Affrontiamo un tema collegandoci ad una canzone

Lo sanno entrambi che tutto sta finendo, eppure nessuno ha il coraggio di dirlo all’altro. Le parole potrebbero essere un punto di incontro perfetto per accorciare anche una distanza che appare insuperabile. Sarebbero il solo posto in cui ripararsi dai venti della vita che a volte soffiano così forte da separare persino i legami più solidi. “Tra storie che scorrono, le osserviamo cambiare e troviamo cambiati solo noi”. O al limite, nella peggiore delle ipotesi, sarebbero semplicemente lo strumento migliore per fare luce sui dubbi di tutti e due e prendere consapevolezza che quel legame si è rotto per sempre. “Chi se ne frega di noi se non so quello che vuoi, se non parli”. È bene ricordarlo: le parole sono la prima scintilla di un fuoco bellissimo, ma anche l’ultima.

Parole che nel nostro caso sbattono sul muro dell’incomunicabilità seguendo il filo logico della sensibile canzone proposta da Riki alla 70esima edizione del Festival di Sanremo. Nello specifico in Lo sappiamo entrambi Riki racconta la mancanza di comunicazione all’interno di una relazione giunta ormai ai titoli di coda. Si percepisce la volontà di dirsi qualcosa, ma non si riesce e ci si blocca prima. “Ti scrivo e dopo cancello”.

Forse perché non si ha il coraggio di affrontare le responsabilità che inevitabilmente le parole fanno emergere, forse perché si pensa non abbia senso raccontare ciò che si percepisce. Oppure perché si ha paura di ferire e di ferirsi, lasciando di conseguenza inutili cicatrici negli animi. “Se ci diciamo di sì ma fingiamo e lo sappiamo entrambi”. Senza contare la nobile possibilità in cui non si parla proprio per evitare di ferire qualcuno. Questo accade quando, per esempio, si preferisce tenere dentro rabbia e dolore piuttosto che gettarli d’istinto addosso a chi ci sta provocando quella sofferenza. “Parole che inciampano, le sprechiamo in silenzi sfogandole addosso”.

Si tratta, quindi, di mettere a tacere le parole pur di non farle pesare agli altri.

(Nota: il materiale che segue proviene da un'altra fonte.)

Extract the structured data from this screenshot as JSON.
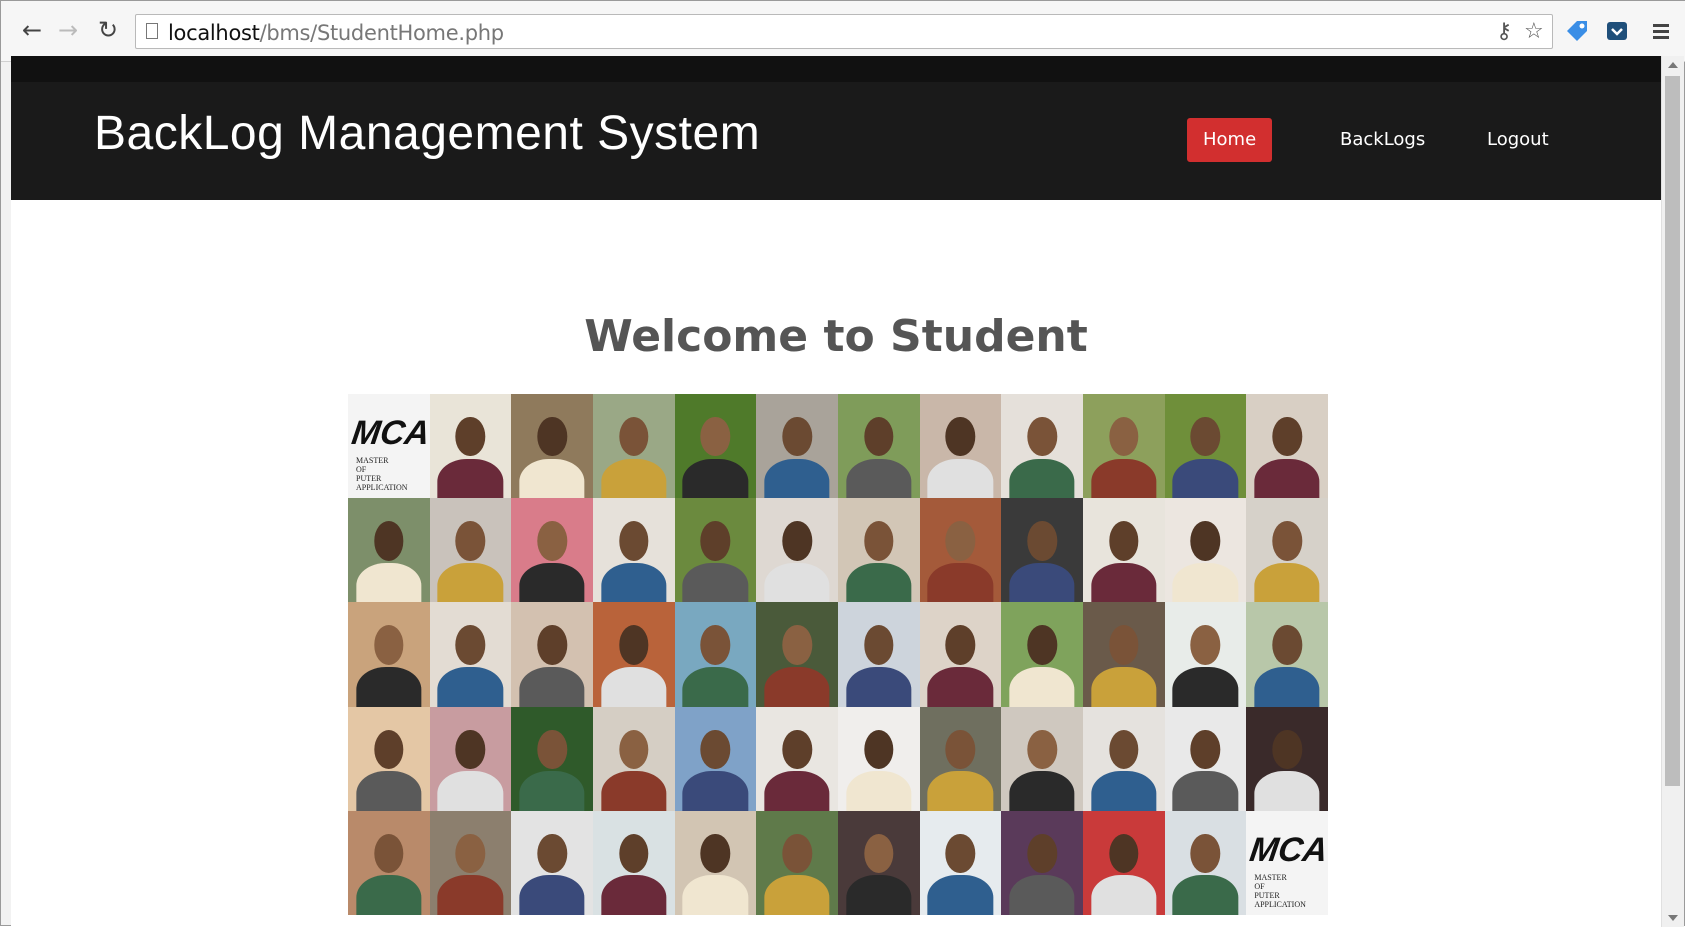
{
  "browser": {
    "url_host": "localhost",
    "url_path": "/bms/StudentHome.php"
  },
  "header": {
    "brand": "BackLog Management System",
    "nav": [
      {
        "label": "Home",
        "active": true
      },
      {
        "label": "BackLogs",
        "active": false
      },
      {
        "label": "Logout",
        "active": false
      }
    ]
  },
  "main": {
    "welcome": "Welcome to Student",
    "mca_logo": "MCA",
    "mca_sub": [
      "MASTER",
      "OF",
      "PUTER APPLICATION"
    ]
  },
  "colors": {
    "header_bg": "#1a1a1a",
    "active_nav": "#d22f2f",
    "welcome_text": "#555555"
  }
}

Un atto d’amore gigante, quello di sorreggere da soli il peso del silenzio per non far pesare nemmeno una lettera all’altra persona. “Io fisso il vuoto che è a pezzi”. Tornando però nel centro del senso della canzone di Riki, sembra proprio descriversi una situazione ancora differente. Qui, infatti, le parole che solitamente nel bene e nel male sono un ponte tra due persone sembrano non ricoprire il loro consueto ruolo di collegamento. Le parole ci sono, ma somigliano a un muro.

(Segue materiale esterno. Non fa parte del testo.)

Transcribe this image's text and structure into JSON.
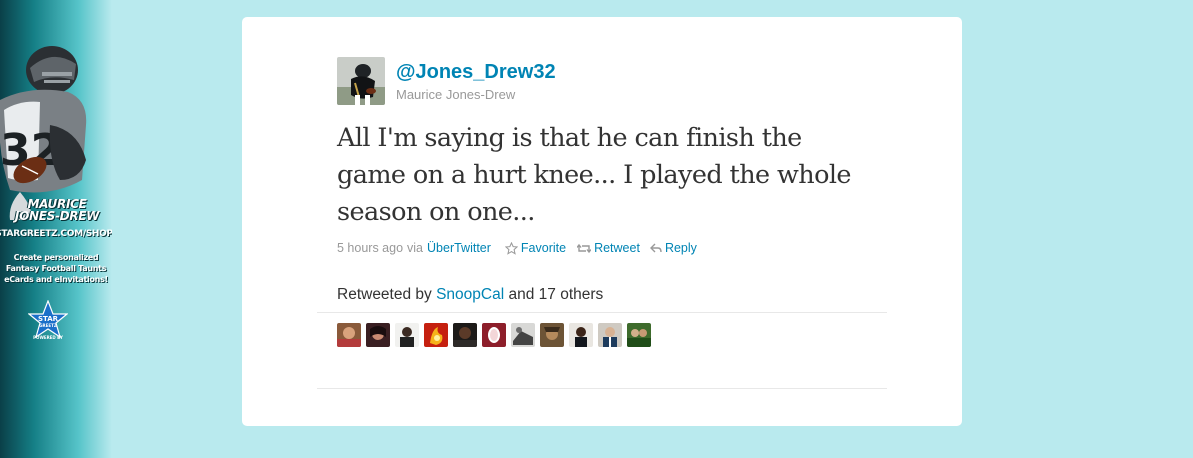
{
  "promo": {
    "player_name_line1": "MAURICE",
    "player_name_line2": "JONES-DREW",
    "url": "STARGREETZ.COM/SHOP",
    "tagline_line1": "Create personalized",
    "tagline_line2": "Fantasy Football Taunts",
    "tagline_line3": "eCards and eInvitations!",
    "logo_text_top": "STAR",
    "logo_text_bottom": "GREETZ",
    "powered_by": "POWERED BY",
    "jersey_number": "32",
    "colors": {
      "background_dark": "#0a3f48",
      "background_mid": "#157f86",
      "logo_blue": "#1b6fc9"
    }
  },
  "tweet": {
    "screen_name": "@Jones_Drew32",
    "full_name": "Maurice Jones-Drew",
    "text": "All I'm saying is that he can finish the game on a hurt knee... I played the whole season on one...",
    "timestamp": "5 hours ago",
    "via_label": "via",
    "source": "ÜberTwitter",
    "actions": {
      "favorite": "Favorite",
      "retweet": "Retweet",
      "reply": "Reply"
    },
    "retweeted_by": {
      "prefix": "Retweeted by",
      "user": "SnoopCal",
      "suffix": "and 17 others"
    },
    "retweeter_avatars": [
      "avatar-retweeter-1",
      "avatar-retweeter-2",
      "avatar-retweeter-3",
      "avatar-retweeter-4",
      "avatar-retweeter-5",
      "avatar-retweeter-6",
      "avatar-retweeter-7",
      "avatar-retweeter-8",
      "avatar-retweeter-9",
      "avatar-retweeter-10",
      "avatar-retweeter-11"
    ]
  },
  "colors": {
    "page_background": "#b9eaee",
    "link": "#0084b4",
    "text": "#333333",
    "muted": "#999999"
  }
}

Nel raccontare l’incapacità di comunicare il giovane artista lombardo si rende conto di quanto le parole siano uno strumento che ancora non padroneggiamo in pieno. “Non mi scrivi che tanto è inutile”. È quindi paradossalmente molto facile trovarsi a scegliere il silenzio come nostra forma comunicativa. A seconda dei casi, poi, il silenzio può a sua volta assumere il significato di rinuncia, di fuga dalle responsabilità, di paura del confronto o di puro amore per chi ne è destinatario.

Da notare che stiamo finendo per non comunicare con la parola ma con la sua precisa negazione. Sembra tutto così assurdo ma la verità è che tante volte si opta, per i motivi che abbiamo sottolineato, proprio per questa via. E che ne è delle parole? Rimangono pensieri, a volte scritti su fogli che comunque rimangono a noi. “Se ci diciamo di sì ma fingiamo e lo sappiamo entrambi”. Ma i pensieri, se rimangono a noi, alla fine per gli altri non sono altro che silenzi.